Now with many cores on one die possible, a premium processor distinguished with high core count made sense even in 2-way systems.
What was not realized was that the same dynamic that occur with quad-core processors back in 2006 had now occurred with Sandy Bridge. Just as the 2-way system with 8-cores total had sufficient compute, memory and IO capability, the single socket system now also had powerful compute, memory and IO.
The recent Intel processor core is probably 20 times more powerful than the Pentium Pro at 200MHz in transaction processing, 40 times with Hyper-Threading enabled. A single 8-core Sandy-Bridge is then 80 times more powerful than the 4-way Pentium Pro.
It is true that a single Nehalem EX with 8-cores is almost as capable as Sandy Bridge with 8-cores, but most system vendors did not support the 4-way capable Xeon 7500 or E7 system in a single socket populated configuration. (Two sockets populated is supported). So the powerful single socket became possible with Sandy-Bridge.
And yet there does not seem to be much acceptance of the single-socket concept. It is possible to buy a system with 2 Xeon E5 sockets with 1 populated. A purpose built single-socket system would have slighty lower cost structure and perhaps more compact volume.
Ivy Bridge, Haswell, Broadwell
There was no Sandy Bridge EX for the Xeon E7 series. Ivy Bridge 22nm had both a Xeon E5 v2 2600-series in late 2013 and Xeon E7 v2 in early 2014. There was also Xeon E5 v2-4600 series for 4-way in 2014. Ivy Bridge E came in three models, LCC, MCC and HCC as shown below, with 6, 10 and probably 15 cores.
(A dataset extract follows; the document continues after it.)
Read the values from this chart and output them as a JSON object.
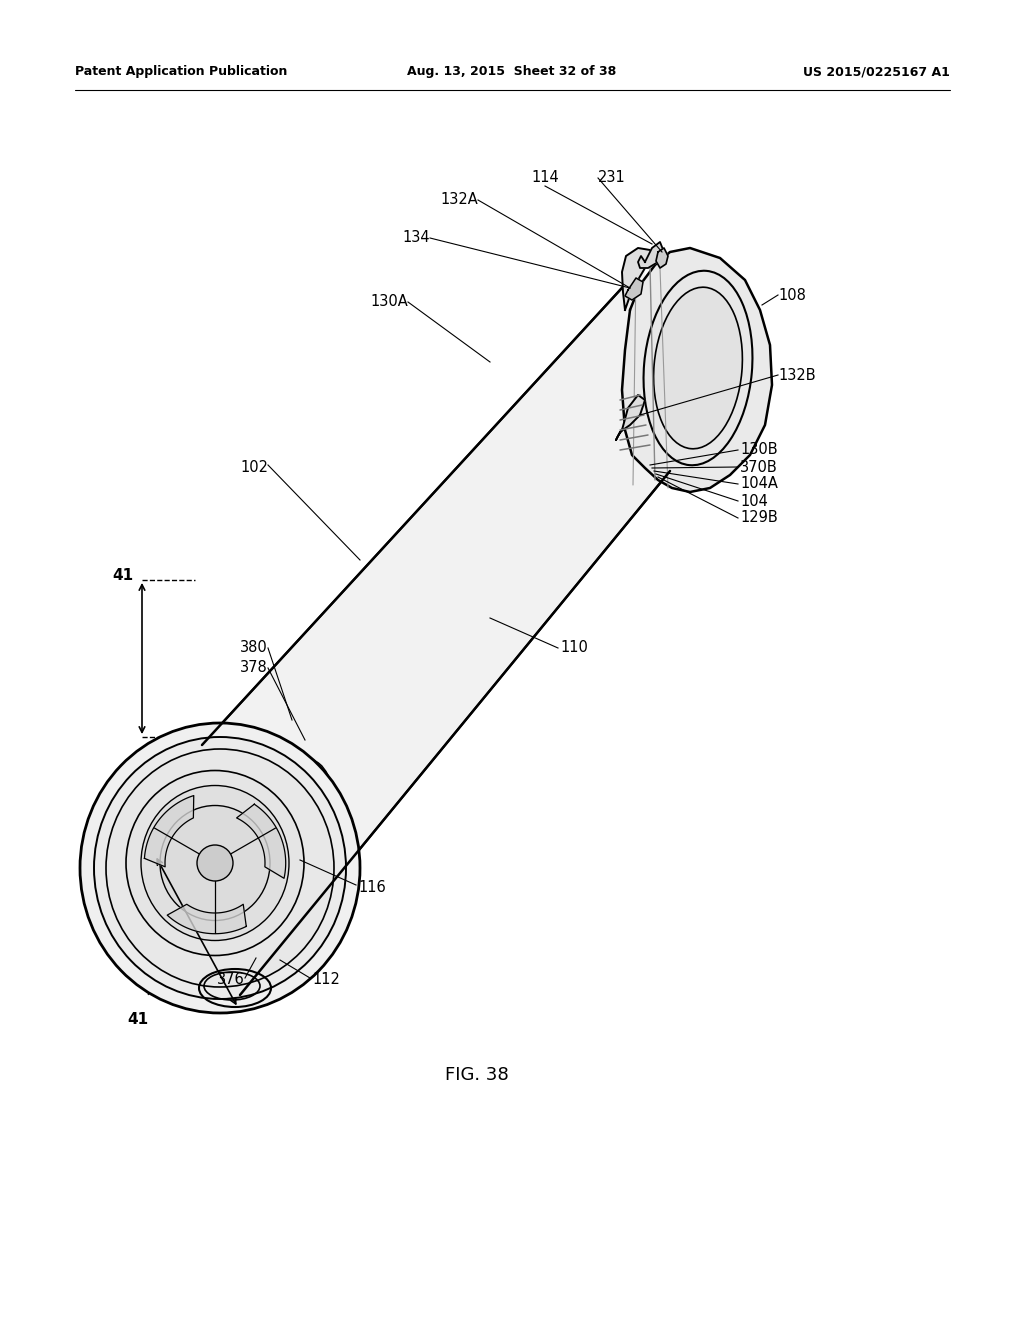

Intel put out a functional diagram showing the HCC model with 3 columns by 4 rows for 12 cores. The Xeon E5 v2 series is limited to 12 cores. But the Xeon E7 v2 series have up to 15 cores, so I am inclined to believe that there is just one HCC that has 15 cores, and the 12-core just has 3 cores disabled. Presumably the corresponding E7 and E5 products are the same, with one QPI link disabled in the E5 and the number of sockets supported controlled by the snoop filter setting.
Below are the Haswell LCC, MCC and HCC layouts with 8, 12 and 18 cores respectively. The LCC and MCC die have 4 rows, as do the first three columns of the HCC die. There are 6 rows in the last column of the HCC.
WCCFTech mentions Haswell cluster on-die mode? Intel Xeon E5-2600 V3. Both Haswell and its successor came in both E5 and E7 versions, as with Ivy Bridge.
Below are the Broadwell LCC, MCC and HCC layouts with 10, 15 and 24 cores respectively.
The 4-way E7 system is represented below. It is possible to have 3 DIMMs on each channel instead of the 2 shown.
Broadwell EP/EX introduced a number of cache coherency options, each of which has different optimizations orientations. This is a deeper topic than I can address. See The Intel Xeon E5 v4 Review
Also search the terms Snoop, Directory, Cache, Coherence. See Frank Denneman NUMA Deep Dive Part 3: Cache Coherency
Sky Lake Coming soon?
Earlier this year (2016-09-09), WCCFTech Intel Skylake Xeon V5 said 28 cores. More recently, The Motley Fool mentioned that someone listed the Xeon V5 as LGA3647 with 32 cores on the taoboa, a Chinese ebay?